Interdependency can be applied to success in business, as well. What Tobias calls pragmatic business centers around the idea that people should integrate personal values with business values, and requires congruence between people’s needs and their own.

The Social Dysfunctional Paradigm explains the fault in criticizing various organizations, governments or other sources of power by failing to take an active role in changing them. Tobias, currently the director of the Community and Rural Development Institute, shared his own difficulties with finding a career which would allow him to both succeed financially and make charitable contributions to others, a difficulty which caused him to switch from job to job.

“You cannot feel entirely satisfied until you start to get equity in a relationship” whether it be business, or community.
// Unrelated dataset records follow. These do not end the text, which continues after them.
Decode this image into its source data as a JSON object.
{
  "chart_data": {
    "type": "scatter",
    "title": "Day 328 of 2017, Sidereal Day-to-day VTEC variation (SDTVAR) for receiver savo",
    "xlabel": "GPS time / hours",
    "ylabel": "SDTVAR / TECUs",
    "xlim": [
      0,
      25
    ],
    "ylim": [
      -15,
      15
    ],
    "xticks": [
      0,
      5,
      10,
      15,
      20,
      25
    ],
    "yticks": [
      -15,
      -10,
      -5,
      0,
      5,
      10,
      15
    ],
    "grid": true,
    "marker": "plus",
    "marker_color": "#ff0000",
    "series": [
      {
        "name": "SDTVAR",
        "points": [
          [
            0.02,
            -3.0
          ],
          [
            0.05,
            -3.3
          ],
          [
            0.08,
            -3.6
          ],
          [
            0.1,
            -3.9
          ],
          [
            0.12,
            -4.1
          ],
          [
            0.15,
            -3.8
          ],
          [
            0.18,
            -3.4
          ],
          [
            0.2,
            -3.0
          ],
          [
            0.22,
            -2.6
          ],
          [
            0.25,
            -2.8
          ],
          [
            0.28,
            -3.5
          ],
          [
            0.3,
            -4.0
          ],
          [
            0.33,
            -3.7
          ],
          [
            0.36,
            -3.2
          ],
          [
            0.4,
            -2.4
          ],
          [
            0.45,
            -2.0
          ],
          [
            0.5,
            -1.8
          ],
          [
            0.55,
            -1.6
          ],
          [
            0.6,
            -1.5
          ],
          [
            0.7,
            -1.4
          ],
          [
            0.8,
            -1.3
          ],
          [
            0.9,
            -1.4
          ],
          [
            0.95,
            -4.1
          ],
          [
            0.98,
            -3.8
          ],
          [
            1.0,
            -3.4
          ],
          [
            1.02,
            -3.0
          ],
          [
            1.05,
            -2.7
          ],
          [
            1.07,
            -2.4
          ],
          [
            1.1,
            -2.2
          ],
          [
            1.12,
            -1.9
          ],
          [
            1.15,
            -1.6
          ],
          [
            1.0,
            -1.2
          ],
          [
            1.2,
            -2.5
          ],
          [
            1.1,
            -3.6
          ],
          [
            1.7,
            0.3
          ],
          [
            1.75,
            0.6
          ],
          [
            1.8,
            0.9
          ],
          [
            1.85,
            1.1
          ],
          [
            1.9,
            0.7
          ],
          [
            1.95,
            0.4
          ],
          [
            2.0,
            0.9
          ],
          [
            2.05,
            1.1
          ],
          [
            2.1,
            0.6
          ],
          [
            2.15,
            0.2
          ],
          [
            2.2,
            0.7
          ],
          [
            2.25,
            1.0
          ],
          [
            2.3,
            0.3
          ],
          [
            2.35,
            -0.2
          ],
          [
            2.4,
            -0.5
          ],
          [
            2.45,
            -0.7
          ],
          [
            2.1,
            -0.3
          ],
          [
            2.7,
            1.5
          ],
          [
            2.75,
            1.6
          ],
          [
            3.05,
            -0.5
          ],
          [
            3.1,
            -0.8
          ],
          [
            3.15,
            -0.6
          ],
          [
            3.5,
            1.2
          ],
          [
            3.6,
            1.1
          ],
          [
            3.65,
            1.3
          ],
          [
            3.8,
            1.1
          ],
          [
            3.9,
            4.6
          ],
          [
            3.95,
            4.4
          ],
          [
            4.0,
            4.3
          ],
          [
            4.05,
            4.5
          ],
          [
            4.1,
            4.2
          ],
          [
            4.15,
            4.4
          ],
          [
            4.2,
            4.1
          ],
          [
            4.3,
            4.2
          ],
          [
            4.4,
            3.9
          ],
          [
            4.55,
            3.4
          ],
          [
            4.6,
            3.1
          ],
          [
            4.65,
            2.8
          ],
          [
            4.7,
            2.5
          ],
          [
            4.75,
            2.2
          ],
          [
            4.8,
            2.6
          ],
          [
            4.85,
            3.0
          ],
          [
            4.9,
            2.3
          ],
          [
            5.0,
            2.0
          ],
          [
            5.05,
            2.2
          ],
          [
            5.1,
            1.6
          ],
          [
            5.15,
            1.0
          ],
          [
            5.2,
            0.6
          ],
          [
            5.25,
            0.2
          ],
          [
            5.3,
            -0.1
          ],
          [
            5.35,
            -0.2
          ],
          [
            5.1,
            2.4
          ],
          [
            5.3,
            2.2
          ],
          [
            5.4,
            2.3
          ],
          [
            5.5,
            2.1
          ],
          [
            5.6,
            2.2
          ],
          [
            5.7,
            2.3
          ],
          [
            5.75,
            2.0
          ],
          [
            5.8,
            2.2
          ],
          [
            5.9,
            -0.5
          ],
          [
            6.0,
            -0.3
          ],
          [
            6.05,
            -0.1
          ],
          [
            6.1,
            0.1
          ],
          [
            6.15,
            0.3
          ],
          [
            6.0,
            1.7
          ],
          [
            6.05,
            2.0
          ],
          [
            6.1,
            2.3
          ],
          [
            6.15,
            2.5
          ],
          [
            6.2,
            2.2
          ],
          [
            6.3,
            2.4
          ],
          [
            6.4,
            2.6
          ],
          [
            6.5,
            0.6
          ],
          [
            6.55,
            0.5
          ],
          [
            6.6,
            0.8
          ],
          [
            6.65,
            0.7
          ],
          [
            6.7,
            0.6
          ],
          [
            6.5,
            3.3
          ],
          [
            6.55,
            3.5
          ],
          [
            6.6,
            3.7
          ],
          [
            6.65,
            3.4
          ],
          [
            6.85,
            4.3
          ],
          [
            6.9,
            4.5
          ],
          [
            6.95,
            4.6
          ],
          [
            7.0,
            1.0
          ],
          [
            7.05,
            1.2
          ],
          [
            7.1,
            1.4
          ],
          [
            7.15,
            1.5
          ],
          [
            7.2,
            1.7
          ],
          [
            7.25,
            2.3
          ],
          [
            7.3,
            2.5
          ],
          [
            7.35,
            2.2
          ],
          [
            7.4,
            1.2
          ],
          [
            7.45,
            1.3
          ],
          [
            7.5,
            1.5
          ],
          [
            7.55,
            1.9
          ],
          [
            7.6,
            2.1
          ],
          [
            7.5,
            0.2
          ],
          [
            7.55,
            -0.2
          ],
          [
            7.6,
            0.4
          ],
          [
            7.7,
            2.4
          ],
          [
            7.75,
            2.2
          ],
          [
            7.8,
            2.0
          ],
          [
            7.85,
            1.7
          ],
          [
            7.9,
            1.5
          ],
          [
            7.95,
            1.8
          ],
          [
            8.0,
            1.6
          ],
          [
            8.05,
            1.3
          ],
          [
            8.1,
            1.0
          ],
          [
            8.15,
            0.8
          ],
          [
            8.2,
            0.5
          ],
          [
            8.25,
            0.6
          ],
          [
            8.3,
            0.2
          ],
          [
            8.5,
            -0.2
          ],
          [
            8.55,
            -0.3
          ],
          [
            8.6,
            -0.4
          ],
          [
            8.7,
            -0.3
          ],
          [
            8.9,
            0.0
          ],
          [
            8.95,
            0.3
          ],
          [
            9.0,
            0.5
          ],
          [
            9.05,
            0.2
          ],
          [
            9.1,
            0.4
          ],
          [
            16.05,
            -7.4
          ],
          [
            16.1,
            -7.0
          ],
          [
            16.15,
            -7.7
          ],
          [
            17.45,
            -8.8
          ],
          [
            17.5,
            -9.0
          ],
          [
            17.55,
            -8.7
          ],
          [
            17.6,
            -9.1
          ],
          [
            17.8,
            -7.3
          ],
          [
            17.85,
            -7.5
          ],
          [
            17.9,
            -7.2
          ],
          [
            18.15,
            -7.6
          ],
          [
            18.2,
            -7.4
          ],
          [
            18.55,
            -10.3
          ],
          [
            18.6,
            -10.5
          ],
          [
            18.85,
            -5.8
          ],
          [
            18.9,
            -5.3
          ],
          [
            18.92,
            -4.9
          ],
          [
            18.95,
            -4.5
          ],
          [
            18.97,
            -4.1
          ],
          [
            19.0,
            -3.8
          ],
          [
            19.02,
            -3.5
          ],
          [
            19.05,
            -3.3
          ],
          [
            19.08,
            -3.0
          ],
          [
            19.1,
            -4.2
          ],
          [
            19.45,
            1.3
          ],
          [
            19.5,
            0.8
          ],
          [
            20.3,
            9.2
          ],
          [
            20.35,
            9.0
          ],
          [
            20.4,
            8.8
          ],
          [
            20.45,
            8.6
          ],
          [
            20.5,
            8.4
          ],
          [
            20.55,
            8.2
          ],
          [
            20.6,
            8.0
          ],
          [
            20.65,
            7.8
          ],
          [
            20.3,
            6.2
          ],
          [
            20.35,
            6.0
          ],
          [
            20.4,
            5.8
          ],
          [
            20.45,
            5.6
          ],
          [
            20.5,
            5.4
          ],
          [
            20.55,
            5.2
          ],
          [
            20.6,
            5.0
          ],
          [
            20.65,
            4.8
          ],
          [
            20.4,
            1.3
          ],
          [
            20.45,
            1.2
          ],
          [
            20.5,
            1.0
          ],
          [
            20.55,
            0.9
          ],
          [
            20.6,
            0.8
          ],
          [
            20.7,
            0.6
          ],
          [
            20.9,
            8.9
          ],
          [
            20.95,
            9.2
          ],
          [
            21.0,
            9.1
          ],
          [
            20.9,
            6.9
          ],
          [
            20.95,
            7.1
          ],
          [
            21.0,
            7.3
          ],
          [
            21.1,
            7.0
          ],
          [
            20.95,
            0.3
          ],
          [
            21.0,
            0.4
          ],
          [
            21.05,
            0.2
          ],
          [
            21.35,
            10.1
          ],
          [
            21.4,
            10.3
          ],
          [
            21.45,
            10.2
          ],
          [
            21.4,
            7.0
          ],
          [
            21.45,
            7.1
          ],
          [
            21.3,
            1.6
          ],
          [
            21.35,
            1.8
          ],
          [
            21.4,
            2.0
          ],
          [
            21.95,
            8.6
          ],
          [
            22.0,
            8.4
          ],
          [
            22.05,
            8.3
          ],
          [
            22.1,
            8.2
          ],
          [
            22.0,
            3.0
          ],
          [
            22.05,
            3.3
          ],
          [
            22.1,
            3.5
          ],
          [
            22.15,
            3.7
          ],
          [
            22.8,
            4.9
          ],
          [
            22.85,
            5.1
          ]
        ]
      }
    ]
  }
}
Success, therefore, is “not necessarily about picking the right job.”

Many students abide by the philosophy that working hard helps one acquire more opportunities. Tobias, however, believes that more choices are a “curse.” Given enough time, we could do many things, and have many choices, but doing good and doing well depend on how we see opportunities, and not necessarily how many we have.

According to Tobias, philanthropy has become something that some do simply because it has been encouraged by society. Today, 89 percent of households in the United Sates make charitable donations, and 44 percent of the population engages in volunteer activity which accounts for approximately $228 billion in volunteer time.

Success lies in doing well and doing good. If given the opportunity to express famous last words to Cornellians, Tobias’s would be “lead with your heart, not your degree.”